Research Themes

'No Peace for the Wicked'

‘No Peace for the Wicked’. Woodcut from “Three Belgic fables; or, hieroglyphic ridles.” (Courtesy of ECCO.)

  1. Contexts of Semantic Change
    Addressing history and historiography, the project compares its own new, data-driven findings to established, canonical ideas about historical conceptual change. The project also asks epistemological questions on how we can use linguistic evidence to trace historical discourses, as well as historical questions on which publications and contexts exemplified these changing concepts.


  2. Lexical families and Conceptual Fields
    The second major research theme was linguistic, particularly semantic. Researchers looked at clusters of semantically related words, and analyse their changes in various contexts over time.
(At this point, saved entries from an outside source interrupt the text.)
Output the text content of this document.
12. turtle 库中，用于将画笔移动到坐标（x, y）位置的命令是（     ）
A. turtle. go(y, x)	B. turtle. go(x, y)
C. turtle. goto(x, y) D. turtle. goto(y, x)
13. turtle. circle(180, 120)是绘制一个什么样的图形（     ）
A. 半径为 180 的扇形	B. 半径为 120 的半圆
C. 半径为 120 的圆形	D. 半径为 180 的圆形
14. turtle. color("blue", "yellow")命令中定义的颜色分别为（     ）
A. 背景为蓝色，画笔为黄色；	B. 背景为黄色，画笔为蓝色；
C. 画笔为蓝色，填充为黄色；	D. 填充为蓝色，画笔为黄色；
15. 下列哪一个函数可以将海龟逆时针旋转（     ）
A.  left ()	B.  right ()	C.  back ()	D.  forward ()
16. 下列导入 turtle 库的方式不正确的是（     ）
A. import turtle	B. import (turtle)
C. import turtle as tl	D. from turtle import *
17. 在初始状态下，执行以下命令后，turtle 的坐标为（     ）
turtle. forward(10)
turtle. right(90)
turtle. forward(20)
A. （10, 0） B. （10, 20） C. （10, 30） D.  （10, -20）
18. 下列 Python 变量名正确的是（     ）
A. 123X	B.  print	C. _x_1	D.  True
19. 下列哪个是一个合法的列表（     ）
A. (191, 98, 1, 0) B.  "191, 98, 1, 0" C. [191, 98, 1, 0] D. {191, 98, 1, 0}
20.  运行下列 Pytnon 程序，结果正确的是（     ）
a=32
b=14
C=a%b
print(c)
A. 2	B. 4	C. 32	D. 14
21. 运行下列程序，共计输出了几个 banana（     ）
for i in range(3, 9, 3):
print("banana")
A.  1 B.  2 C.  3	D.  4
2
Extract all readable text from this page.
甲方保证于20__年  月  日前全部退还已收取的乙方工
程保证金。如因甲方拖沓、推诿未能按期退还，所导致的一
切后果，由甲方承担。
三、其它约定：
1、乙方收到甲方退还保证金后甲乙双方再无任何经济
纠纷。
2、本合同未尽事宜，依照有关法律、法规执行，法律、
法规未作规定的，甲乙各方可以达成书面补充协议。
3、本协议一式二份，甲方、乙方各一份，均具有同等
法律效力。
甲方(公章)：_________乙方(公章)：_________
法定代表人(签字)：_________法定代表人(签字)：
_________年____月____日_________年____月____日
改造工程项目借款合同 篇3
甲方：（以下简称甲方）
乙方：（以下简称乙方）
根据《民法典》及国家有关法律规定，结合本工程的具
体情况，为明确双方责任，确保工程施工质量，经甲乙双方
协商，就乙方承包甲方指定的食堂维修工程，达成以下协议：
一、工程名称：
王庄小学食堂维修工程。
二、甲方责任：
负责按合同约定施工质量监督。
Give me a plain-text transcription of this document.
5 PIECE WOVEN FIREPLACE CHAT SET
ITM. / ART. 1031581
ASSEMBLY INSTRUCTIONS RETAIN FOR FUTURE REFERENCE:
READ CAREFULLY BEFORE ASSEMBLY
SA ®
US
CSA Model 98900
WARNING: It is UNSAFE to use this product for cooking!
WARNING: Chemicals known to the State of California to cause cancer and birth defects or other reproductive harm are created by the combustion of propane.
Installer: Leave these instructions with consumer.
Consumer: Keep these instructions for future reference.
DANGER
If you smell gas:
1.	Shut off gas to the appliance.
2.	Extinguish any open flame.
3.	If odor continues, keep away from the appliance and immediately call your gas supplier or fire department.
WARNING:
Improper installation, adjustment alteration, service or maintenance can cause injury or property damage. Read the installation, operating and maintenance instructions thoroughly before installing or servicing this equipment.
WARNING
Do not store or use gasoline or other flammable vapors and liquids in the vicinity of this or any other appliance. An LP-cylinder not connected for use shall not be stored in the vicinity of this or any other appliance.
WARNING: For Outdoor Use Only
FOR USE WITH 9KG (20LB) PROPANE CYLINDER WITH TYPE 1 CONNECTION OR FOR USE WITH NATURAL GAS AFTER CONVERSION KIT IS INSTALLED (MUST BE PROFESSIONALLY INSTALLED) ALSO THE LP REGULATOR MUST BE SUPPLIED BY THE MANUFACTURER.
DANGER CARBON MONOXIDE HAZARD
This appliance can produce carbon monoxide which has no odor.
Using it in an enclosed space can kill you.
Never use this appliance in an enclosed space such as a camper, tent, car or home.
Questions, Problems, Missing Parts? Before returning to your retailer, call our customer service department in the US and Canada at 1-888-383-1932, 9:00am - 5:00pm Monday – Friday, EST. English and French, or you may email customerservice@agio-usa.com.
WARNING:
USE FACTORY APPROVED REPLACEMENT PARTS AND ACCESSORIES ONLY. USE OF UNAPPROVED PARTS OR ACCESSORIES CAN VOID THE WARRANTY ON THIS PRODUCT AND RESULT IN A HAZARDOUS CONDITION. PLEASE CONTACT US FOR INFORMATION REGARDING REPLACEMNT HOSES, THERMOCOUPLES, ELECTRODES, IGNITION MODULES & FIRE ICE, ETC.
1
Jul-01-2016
This included statistically significant co-occurrences of words in particular contexts or types of discourse, as well as shifting synonymy, antonymy, and polysemy. The project traced the semantic histories of these terms, and the meanings they pick up or discard over time.


  3. Lexicalisation Pressure
    The third major research theme of the project investigated the processes by which new words emerge to express familiar concepts, i.e. how concepts come to be expressed by new words—as well as how concepts come to be expressed by words at all. Researchers asked which conceptual fields exhibit unusual changes in the volume of terms they contain, and what the nature of these changes is.